Population (2022 census)
- • Sector and town: 25,885
- • Density: 329.6/km^{2} (853.6/sq mi)
- • Urban: 7,641

= Kibeho =

Kibeho is a sector and small town in south Rwanda, which became known outside of that country because of reported apparitions of the Blessed Virgin Mary and Jesus Christ occurring between 1981 and 1989. It is also known for the Kibeho Massacre in April 1995, when several thousand internally displaced people were killed by the Rwandan Patriotic Army.

==History==
=== Marian apparitions ===

The Blessed Virgin Mary reportedly appeared to Alphonsine Mumureke, Nathalie Mukamazimpaka and Marie-Claire Mukangango in Kibeho in 1981, as Our Lady of Sorrows.
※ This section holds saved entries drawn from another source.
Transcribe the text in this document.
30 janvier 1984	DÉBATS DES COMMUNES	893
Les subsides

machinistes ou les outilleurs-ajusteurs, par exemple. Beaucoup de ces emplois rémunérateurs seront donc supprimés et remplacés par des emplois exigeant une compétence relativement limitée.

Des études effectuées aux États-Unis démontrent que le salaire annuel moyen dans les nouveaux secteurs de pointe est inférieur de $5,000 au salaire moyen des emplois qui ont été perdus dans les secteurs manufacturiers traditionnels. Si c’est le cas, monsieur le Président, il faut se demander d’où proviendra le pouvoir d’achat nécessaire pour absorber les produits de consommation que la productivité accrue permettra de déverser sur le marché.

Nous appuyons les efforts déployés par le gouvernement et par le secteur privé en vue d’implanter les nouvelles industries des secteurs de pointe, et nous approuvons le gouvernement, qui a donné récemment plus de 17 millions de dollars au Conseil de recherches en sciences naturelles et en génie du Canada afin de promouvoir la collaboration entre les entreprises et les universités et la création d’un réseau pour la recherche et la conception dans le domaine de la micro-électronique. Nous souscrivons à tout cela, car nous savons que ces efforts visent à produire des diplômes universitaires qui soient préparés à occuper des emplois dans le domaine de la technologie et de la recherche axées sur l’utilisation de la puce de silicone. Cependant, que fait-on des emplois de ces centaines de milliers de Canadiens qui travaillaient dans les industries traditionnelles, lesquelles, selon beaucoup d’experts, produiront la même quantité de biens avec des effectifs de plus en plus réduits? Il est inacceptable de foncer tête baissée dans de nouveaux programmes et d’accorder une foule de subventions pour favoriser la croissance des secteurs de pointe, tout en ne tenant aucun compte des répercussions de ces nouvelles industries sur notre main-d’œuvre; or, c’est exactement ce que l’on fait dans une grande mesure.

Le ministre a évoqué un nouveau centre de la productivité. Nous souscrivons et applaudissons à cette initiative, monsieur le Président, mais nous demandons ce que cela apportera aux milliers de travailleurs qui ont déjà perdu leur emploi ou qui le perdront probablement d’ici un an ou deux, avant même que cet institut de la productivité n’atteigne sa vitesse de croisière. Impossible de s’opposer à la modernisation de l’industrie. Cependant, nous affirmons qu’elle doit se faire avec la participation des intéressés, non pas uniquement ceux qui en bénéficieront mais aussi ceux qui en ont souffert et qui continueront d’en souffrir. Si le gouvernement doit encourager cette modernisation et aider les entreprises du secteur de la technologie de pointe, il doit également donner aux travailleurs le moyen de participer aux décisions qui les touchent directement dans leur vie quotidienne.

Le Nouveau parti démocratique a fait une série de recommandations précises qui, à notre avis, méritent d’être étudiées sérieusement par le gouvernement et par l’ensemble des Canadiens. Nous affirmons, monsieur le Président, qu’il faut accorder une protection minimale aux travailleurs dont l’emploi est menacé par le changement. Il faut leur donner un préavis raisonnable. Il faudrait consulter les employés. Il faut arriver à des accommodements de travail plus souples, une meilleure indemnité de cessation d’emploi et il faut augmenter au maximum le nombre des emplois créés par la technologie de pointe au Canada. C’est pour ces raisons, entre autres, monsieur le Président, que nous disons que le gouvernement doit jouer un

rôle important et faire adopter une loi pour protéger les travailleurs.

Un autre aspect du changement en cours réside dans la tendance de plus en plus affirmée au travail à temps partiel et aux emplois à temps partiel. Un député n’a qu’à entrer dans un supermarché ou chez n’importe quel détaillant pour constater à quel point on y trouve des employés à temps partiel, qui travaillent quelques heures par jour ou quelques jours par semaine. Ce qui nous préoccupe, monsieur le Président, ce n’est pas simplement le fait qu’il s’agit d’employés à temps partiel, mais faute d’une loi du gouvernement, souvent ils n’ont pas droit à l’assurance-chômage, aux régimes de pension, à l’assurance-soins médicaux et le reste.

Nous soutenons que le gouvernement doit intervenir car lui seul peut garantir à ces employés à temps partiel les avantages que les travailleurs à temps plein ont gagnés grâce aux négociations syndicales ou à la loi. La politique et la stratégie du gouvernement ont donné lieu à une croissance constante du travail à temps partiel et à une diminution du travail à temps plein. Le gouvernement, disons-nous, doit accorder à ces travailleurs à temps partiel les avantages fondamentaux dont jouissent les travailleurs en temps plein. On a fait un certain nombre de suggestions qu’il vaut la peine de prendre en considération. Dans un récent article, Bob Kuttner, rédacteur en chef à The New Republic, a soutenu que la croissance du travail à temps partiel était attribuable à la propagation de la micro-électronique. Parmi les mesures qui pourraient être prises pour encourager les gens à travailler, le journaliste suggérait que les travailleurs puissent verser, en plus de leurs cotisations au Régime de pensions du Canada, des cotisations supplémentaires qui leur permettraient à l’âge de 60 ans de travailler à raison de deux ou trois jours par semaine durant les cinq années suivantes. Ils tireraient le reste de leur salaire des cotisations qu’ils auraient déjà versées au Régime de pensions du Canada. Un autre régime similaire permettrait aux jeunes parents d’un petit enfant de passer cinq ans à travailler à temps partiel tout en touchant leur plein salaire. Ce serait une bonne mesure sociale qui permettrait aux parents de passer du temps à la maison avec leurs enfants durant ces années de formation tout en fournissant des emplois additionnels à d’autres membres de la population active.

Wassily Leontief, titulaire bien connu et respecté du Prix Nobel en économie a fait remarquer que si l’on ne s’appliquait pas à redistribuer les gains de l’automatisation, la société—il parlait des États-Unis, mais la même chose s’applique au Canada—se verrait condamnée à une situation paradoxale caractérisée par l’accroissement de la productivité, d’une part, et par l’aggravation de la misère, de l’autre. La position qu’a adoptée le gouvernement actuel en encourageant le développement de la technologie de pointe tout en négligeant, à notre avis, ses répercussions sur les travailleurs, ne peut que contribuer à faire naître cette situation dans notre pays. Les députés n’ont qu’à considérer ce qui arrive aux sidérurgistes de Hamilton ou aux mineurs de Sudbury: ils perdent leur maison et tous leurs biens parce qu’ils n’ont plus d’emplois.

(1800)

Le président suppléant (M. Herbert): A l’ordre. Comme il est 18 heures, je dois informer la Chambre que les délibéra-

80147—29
These apparitions were accompanied by intense reactions: crying, tremors, and comas.

On 19 August 1982, those who saw the visions reported gruesome sights (rivers of blood, sliced heads, etc.) which some today regard as an ominous foreshadowing of the Rwandan genocide of 1994, and particularly in that specific location in 1994 (Tutsi killed) and 1995 (Hutu killed).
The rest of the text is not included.